The penalties could have been a lot worse. Panasonic’s plea agreement, filed with the federal court in Detroit, states that the maximum sentence the government could have imposed included $100 million in fines, plus two times the company’s gross pecuniary gain during the period the conspiracy took place, two times the pecuniary loss of the victims, and a probationary period of one to five years.
The Justice Department opened its antitrust investigation of the global compressor industry in February 2009. Law enforcement authorities in Europe and Brazil raided the offices of a number of compressor producers (their names were not released), and Justice subsequently accused Panasonic and Embraco of “conspiracy to suppress and eliminate competition by fixing prices of household compressors sold in the U.S. and elsewhere” between October 14, 2004 and December 31, 2007. In Panasonic’s plea agreement, the government states that Panasonic sold at least $261 million worth of compressors in the U.S. alone during that period.

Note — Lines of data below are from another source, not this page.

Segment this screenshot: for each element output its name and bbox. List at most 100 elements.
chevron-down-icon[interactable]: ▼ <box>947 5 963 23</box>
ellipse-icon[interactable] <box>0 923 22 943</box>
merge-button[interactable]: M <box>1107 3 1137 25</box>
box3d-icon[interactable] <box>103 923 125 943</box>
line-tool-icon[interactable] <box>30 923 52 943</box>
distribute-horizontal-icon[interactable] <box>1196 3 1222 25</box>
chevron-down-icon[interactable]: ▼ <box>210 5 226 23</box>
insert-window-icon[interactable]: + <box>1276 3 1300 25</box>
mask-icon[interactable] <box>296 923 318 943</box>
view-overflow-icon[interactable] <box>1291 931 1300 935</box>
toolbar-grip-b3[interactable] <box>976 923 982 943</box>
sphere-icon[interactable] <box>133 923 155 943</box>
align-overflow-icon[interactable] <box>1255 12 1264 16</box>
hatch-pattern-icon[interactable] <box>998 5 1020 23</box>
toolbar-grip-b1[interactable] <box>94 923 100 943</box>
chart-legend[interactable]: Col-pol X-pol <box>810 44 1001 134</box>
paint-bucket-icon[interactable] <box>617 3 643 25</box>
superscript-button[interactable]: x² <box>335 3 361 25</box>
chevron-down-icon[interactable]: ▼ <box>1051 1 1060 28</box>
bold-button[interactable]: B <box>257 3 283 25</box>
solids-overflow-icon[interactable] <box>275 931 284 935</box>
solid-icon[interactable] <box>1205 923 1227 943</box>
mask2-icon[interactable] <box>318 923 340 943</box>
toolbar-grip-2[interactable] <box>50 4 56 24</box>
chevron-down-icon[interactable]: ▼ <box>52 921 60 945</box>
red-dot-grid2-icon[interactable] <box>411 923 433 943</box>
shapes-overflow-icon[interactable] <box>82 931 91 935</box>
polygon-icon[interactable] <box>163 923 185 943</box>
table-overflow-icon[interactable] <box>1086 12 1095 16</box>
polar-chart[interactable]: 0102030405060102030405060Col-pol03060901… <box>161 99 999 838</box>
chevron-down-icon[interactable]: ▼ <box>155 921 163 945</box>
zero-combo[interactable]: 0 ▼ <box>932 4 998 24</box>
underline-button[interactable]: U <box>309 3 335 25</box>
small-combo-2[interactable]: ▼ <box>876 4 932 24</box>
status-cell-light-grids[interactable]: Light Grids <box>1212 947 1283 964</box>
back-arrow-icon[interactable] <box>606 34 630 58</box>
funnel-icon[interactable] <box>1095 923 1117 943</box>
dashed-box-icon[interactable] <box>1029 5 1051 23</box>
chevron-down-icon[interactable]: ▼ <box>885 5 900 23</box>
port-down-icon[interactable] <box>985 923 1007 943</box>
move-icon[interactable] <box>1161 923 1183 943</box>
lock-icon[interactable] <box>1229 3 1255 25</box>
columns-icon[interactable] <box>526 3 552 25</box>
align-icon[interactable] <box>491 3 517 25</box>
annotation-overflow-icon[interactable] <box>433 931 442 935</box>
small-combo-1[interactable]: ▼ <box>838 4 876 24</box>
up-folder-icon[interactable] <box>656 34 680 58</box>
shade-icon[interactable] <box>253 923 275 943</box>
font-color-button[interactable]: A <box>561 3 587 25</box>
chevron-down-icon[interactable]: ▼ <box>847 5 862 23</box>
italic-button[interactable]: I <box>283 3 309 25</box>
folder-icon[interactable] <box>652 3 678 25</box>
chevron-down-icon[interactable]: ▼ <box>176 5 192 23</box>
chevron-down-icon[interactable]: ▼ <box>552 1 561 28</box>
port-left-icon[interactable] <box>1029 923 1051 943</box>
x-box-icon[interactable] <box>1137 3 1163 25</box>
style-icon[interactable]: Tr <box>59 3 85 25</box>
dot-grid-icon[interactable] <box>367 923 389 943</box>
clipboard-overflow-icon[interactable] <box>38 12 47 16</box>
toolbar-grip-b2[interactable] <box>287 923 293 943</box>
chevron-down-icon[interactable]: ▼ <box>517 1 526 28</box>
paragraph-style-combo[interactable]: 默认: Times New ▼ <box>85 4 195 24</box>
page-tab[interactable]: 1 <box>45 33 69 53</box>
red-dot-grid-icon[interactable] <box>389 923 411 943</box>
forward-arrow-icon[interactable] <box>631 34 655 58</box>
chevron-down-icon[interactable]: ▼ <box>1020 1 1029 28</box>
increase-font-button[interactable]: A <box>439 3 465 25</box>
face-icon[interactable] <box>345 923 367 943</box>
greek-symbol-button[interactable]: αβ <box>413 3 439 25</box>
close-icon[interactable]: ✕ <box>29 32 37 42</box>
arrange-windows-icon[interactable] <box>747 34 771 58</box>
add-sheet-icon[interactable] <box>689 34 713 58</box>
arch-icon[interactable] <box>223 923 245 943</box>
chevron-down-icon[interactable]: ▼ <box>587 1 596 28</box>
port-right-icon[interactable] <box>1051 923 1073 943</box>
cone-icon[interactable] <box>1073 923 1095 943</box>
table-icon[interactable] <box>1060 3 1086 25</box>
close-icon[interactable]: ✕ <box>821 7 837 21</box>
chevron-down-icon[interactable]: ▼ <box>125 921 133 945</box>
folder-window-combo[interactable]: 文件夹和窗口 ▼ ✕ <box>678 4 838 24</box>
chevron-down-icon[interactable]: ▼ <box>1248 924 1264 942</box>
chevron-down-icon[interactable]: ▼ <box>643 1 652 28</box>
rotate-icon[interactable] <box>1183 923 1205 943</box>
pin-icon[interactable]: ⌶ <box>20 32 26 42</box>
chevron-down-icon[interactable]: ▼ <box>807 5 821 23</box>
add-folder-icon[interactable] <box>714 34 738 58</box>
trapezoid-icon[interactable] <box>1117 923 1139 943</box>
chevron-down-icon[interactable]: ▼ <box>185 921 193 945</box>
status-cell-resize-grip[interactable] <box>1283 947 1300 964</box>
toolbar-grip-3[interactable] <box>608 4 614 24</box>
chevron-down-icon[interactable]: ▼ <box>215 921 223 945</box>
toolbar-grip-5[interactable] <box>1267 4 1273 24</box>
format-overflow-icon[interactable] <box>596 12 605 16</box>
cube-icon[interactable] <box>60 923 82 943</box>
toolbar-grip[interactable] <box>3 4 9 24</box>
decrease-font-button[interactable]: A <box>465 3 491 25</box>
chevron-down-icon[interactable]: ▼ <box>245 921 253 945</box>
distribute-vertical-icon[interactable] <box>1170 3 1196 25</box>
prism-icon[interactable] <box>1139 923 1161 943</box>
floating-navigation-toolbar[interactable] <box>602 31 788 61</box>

Prior to this plea agreement, Whirlpool, which is based in Benton Harbor, Mich., had been riding a wave of positive publicity after it had signed exclusive national appliance supply agreements with PulteGroup and Mattamy Homes.
In response to Embraco’s plea, Whirlpool on Monday announced that it would record the fine in its third quarter, and lowered its earnings projections for that quarter to between $7.80 and $8.30 per share, compared to its previous outlook of between $9 and $9.50 per share.
John Caulfield is senior editor for BUILDER magazine.